Online homewares store Temple & Webster has seen its impressive run continue through the holiday season, with the six months to December 31 bringing a 556 per cent boom in EBITDA.
Revenue rose 118 per cent to $161.6 million, while earnings hit $14.8 million from $2.3 million during the same period last year.
“While 2020 remained a challenge for the country, we are proud that many Australians continued to turn to Temple & Webster for their furniture and homewares needs,” Temple & Webster chief executive Mark Coulter said.
“[This result] allows us to accelerate our investment into areas such as data, technology, private label and brand awareness to further differentiate our proposition.”

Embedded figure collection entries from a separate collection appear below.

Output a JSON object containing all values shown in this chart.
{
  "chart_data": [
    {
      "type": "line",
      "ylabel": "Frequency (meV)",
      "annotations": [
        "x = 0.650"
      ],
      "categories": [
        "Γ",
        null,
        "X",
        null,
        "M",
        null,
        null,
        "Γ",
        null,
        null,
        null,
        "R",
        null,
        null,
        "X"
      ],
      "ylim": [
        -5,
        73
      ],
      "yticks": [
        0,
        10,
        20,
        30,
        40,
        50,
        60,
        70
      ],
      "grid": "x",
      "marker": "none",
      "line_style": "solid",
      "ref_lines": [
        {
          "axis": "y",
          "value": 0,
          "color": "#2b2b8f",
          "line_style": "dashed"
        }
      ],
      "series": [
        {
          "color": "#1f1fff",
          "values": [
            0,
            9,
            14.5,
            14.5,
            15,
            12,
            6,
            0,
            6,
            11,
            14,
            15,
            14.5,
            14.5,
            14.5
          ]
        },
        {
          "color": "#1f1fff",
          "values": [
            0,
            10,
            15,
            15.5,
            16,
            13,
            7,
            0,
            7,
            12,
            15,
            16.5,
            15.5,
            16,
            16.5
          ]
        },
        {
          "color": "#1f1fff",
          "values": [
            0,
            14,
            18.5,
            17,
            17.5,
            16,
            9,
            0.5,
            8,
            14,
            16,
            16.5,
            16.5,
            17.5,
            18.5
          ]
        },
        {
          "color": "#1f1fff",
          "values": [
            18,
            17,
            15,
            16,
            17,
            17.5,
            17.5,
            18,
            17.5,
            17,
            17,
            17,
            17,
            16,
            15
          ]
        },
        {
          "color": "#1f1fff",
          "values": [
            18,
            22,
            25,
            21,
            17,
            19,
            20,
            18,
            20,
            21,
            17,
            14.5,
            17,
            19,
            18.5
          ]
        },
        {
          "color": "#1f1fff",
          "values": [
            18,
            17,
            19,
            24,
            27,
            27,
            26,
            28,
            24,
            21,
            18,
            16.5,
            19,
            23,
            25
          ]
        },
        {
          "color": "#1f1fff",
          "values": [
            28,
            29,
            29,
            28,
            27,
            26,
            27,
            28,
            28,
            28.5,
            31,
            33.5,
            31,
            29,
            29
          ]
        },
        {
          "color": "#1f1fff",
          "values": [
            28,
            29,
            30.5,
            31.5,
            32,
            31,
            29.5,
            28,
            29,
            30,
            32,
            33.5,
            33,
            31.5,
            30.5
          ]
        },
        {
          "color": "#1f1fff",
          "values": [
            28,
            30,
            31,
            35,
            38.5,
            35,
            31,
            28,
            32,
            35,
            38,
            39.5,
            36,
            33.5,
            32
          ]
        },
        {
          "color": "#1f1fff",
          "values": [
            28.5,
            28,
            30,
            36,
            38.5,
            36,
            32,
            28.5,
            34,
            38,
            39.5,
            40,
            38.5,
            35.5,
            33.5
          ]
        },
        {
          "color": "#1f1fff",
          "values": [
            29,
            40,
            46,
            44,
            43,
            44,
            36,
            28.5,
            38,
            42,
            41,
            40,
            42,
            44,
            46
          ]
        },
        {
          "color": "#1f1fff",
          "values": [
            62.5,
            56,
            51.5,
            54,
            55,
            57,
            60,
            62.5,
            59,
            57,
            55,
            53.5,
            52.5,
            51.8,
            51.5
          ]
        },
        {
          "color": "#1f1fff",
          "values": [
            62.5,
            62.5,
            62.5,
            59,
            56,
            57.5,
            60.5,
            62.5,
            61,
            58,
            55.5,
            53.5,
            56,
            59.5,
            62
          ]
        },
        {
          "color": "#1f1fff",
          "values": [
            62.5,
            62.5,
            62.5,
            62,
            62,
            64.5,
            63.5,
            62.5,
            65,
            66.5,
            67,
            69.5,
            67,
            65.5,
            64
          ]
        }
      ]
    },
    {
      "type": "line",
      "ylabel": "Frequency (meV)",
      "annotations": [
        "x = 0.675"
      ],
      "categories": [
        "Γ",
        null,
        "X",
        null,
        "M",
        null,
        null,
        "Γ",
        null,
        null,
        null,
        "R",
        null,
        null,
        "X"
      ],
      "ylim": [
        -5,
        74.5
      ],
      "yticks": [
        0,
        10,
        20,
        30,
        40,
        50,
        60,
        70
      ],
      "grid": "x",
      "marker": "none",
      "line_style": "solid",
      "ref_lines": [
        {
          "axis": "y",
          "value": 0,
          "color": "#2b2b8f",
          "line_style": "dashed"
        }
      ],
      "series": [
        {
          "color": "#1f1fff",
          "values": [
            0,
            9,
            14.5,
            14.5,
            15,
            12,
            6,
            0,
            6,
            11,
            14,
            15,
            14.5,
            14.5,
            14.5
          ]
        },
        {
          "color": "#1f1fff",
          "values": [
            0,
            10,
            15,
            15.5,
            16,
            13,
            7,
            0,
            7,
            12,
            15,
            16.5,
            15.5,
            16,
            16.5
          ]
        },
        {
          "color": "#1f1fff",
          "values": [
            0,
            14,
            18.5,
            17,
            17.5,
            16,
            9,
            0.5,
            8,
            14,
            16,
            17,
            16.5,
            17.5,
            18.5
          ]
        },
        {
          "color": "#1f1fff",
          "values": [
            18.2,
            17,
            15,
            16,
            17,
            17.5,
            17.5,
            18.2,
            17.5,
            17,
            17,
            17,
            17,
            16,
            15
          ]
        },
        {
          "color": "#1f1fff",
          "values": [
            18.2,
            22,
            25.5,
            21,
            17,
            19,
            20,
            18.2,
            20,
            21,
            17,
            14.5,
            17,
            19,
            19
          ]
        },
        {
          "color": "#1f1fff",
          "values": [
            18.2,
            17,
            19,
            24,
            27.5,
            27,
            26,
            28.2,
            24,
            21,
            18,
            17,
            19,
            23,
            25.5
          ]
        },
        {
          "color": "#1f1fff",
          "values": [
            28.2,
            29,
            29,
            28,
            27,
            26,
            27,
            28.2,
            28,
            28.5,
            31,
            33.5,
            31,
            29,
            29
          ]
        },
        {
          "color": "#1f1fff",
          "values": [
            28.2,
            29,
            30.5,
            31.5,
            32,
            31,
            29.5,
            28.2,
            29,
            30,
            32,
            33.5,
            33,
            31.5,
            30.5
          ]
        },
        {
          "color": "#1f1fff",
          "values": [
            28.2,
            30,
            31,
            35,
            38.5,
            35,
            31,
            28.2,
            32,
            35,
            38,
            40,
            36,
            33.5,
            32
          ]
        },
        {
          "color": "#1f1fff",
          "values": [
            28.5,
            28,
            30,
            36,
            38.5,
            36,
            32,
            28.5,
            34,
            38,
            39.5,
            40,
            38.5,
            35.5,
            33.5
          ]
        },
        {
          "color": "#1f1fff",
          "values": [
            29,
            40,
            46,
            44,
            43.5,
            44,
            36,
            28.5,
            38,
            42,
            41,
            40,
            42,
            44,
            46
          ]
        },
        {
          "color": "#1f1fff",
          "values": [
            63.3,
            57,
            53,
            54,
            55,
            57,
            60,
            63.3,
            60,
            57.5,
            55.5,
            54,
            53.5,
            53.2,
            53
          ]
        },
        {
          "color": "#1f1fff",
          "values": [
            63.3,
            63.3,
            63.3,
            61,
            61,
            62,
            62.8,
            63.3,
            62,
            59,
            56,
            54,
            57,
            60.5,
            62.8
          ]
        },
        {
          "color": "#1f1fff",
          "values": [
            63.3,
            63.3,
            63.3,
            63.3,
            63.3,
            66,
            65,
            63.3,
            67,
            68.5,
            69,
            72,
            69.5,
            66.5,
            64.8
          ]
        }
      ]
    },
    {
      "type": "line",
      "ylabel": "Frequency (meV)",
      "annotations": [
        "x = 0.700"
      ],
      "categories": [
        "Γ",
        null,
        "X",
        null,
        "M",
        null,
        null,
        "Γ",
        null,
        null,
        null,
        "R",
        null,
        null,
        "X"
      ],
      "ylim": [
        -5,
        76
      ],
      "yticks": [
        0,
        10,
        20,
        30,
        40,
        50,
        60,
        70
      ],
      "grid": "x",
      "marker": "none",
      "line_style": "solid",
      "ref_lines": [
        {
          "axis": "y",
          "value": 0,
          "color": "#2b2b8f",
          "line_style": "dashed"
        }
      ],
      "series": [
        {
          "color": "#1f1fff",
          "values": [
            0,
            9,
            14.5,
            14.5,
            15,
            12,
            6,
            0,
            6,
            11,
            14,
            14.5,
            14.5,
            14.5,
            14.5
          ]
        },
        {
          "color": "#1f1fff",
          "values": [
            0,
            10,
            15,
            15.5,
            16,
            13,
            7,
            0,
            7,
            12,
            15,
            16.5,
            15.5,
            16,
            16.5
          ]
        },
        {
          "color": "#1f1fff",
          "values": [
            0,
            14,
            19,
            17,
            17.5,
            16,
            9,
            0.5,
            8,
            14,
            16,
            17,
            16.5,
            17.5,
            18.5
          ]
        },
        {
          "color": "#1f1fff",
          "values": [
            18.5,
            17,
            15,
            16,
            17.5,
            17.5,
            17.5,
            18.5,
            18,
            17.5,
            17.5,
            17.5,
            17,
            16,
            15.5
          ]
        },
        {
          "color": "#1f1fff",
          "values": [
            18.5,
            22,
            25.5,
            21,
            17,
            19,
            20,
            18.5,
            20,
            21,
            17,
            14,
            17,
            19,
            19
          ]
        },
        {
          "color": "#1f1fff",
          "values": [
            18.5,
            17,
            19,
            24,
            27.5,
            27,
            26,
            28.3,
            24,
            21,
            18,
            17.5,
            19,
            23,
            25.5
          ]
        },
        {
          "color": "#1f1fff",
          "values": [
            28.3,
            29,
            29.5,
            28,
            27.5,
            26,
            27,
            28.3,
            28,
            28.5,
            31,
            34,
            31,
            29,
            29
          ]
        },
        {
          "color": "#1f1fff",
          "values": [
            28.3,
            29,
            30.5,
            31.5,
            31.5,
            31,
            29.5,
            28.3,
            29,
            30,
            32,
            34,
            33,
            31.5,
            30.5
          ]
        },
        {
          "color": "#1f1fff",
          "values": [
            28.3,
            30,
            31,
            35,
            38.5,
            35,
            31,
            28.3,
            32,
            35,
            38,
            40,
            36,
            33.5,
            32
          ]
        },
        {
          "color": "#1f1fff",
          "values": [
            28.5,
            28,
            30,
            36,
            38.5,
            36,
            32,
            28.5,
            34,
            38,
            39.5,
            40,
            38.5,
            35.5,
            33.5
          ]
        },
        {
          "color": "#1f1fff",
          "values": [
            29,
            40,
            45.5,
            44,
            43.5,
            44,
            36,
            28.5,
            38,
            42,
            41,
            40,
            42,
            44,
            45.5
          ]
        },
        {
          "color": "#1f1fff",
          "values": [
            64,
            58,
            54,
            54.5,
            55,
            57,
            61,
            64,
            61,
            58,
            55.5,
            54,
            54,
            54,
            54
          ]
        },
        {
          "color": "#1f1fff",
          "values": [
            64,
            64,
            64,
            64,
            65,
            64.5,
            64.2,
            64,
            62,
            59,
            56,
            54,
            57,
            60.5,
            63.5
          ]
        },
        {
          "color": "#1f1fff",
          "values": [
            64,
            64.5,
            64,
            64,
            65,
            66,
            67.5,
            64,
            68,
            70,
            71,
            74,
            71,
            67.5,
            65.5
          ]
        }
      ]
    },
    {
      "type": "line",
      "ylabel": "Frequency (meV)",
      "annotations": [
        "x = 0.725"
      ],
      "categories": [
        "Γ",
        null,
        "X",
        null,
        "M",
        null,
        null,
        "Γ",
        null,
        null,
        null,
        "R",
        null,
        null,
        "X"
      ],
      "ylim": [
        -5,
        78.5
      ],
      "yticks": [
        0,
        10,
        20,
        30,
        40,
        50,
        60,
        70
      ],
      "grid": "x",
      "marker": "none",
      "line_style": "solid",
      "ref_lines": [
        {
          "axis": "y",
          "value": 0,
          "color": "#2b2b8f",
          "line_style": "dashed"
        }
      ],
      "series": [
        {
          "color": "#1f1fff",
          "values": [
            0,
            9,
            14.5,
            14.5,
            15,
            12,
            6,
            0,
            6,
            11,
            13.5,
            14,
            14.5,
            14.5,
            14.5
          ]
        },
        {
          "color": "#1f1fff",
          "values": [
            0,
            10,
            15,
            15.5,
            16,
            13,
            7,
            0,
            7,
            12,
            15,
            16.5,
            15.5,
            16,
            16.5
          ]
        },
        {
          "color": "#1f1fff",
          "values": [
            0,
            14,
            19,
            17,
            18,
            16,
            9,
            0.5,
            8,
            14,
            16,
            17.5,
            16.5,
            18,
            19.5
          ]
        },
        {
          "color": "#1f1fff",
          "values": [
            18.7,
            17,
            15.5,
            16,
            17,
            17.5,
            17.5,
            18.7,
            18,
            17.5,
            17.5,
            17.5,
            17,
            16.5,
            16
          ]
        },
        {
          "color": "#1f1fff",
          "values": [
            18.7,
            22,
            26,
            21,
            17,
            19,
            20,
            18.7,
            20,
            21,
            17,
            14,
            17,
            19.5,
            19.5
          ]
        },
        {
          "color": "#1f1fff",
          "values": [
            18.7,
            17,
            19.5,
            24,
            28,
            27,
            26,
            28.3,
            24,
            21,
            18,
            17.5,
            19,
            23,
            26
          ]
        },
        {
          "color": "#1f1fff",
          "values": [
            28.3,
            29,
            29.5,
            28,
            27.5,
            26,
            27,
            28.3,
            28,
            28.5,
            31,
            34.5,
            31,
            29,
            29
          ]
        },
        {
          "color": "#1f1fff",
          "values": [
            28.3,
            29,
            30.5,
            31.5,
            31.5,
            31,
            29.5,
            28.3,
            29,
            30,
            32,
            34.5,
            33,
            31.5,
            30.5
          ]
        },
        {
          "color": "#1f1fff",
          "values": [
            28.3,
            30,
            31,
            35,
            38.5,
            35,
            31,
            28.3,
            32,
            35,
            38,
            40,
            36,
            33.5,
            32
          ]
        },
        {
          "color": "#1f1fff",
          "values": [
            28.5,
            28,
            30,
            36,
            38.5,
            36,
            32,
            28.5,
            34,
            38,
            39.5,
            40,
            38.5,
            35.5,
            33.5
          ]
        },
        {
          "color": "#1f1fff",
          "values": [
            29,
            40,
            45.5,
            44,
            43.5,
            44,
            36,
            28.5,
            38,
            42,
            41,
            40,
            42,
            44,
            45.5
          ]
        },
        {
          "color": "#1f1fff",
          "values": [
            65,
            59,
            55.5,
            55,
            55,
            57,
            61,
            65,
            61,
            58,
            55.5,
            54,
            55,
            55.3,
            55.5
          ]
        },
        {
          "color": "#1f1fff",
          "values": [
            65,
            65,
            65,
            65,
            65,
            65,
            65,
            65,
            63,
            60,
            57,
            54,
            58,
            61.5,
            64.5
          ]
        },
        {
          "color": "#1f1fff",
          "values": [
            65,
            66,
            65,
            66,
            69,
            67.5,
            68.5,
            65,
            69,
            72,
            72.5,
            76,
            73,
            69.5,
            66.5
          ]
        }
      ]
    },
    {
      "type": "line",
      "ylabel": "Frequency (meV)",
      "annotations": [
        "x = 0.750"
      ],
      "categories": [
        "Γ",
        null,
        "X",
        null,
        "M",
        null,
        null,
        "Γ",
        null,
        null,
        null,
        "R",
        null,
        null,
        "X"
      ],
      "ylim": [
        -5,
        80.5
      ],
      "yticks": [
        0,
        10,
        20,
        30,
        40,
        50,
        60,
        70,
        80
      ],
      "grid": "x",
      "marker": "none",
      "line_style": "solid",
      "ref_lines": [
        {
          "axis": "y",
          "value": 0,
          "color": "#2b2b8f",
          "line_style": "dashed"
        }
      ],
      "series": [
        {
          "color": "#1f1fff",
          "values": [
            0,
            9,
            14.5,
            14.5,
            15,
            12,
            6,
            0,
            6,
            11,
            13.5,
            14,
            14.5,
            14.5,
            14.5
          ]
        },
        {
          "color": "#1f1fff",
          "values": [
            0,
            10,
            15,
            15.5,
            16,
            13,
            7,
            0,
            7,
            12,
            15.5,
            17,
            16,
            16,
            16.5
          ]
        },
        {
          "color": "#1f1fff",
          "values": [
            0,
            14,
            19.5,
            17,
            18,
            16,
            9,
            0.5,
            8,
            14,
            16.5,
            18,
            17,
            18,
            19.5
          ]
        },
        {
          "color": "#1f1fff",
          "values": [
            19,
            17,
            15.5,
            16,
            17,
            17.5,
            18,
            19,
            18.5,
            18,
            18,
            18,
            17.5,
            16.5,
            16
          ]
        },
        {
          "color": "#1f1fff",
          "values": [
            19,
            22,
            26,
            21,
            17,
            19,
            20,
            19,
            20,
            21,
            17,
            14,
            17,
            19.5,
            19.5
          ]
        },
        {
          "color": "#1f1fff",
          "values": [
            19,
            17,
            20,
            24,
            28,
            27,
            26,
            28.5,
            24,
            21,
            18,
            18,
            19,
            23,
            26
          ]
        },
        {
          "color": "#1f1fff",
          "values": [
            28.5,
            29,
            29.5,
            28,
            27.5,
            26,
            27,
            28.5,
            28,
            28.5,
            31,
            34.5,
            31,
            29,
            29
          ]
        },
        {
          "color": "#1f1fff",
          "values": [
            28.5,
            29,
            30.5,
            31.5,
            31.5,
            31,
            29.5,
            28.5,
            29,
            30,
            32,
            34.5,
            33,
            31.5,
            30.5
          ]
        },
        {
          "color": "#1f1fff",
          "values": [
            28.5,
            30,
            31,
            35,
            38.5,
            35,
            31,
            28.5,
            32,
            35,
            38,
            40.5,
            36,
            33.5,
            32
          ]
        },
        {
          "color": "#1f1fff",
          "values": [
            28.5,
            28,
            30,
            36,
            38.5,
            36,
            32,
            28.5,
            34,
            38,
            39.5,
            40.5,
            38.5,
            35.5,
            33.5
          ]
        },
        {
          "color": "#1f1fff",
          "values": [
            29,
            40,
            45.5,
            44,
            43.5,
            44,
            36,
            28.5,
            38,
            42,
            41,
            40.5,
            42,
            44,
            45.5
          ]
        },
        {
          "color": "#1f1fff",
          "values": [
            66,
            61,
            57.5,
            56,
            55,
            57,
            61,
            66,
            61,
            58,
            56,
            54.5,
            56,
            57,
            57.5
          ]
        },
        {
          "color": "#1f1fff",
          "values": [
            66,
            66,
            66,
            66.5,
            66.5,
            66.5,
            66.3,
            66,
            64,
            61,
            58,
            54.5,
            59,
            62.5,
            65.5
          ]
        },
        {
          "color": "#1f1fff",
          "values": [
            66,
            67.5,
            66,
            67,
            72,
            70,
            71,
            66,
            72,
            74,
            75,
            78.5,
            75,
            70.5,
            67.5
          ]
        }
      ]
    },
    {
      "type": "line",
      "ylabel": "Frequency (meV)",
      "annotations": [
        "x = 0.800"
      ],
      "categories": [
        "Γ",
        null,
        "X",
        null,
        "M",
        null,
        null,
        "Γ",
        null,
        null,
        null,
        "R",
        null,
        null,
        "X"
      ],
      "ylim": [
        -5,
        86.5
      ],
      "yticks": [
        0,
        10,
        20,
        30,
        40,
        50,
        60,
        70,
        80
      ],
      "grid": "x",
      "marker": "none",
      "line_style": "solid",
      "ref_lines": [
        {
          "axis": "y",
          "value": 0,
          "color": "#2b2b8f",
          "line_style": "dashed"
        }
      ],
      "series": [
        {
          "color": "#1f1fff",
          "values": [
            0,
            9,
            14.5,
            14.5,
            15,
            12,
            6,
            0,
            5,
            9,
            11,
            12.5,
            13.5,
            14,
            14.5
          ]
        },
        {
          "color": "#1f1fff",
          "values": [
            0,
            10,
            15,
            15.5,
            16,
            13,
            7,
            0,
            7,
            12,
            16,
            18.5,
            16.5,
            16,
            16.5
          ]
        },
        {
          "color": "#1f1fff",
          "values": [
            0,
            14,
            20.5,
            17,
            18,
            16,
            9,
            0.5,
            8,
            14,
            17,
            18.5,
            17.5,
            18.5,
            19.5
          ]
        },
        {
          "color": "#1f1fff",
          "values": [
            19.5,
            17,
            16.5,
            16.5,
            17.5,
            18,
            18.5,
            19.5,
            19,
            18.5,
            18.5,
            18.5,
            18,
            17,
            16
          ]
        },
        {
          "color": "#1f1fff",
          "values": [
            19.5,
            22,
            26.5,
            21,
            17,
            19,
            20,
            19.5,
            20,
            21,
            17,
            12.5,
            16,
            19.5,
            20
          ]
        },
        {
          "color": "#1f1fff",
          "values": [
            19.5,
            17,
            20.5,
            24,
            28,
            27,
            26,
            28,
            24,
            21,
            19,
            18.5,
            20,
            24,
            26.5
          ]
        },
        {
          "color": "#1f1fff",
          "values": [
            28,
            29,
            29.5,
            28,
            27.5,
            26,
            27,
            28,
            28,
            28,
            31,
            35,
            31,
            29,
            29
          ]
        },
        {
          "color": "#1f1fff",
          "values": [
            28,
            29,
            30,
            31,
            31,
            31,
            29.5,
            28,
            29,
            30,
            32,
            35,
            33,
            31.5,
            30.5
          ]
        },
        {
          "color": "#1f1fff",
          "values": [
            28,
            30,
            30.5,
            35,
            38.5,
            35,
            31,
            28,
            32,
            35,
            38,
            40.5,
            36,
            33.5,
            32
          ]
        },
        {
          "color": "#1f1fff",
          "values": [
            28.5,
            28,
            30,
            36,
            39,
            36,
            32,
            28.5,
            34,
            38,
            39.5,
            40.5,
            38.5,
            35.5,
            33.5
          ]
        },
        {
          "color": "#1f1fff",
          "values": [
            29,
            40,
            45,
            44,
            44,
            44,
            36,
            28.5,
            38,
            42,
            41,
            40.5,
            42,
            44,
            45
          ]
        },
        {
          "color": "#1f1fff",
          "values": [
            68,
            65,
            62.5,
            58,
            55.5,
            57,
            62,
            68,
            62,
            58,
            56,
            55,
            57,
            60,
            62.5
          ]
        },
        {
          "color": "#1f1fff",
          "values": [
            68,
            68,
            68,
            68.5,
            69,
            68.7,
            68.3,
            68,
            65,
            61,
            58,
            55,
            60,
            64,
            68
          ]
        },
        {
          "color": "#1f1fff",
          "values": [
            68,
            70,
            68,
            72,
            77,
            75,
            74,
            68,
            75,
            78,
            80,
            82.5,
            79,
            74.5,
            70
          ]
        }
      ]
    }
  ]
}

And the second half of the business’ financial year has already started strongly, Coulter said, with January’s revenue growth tracking above 100 per cent.
However, the results fell short of Goldman Sachs’ expectations for the business, which predicated an EBITDA result of $17.6 million and revenue of $171.1 million, according to The Motley Fool.
At the time of writing, shares in Temple & Webster had fallen 8.75 per cent.
Regardless, the business expects the powerful tailwinds of Australia’s accelerated adoption of online retail to continue well into 2021: with restrictions on travel and a recovery of the housing market and unemployment levels likely to further grow Temple & Webster’s business.
“Our strategy of being a category specialist, with a clear customer offering built around the biggest and best range of furniture and homewares in the country, combined with the most inspirational content and services and a great delivery experience and customer service, is working,” Coulter said.
“The advantages of being the online market leader are apparent as we continue to grow our market share.”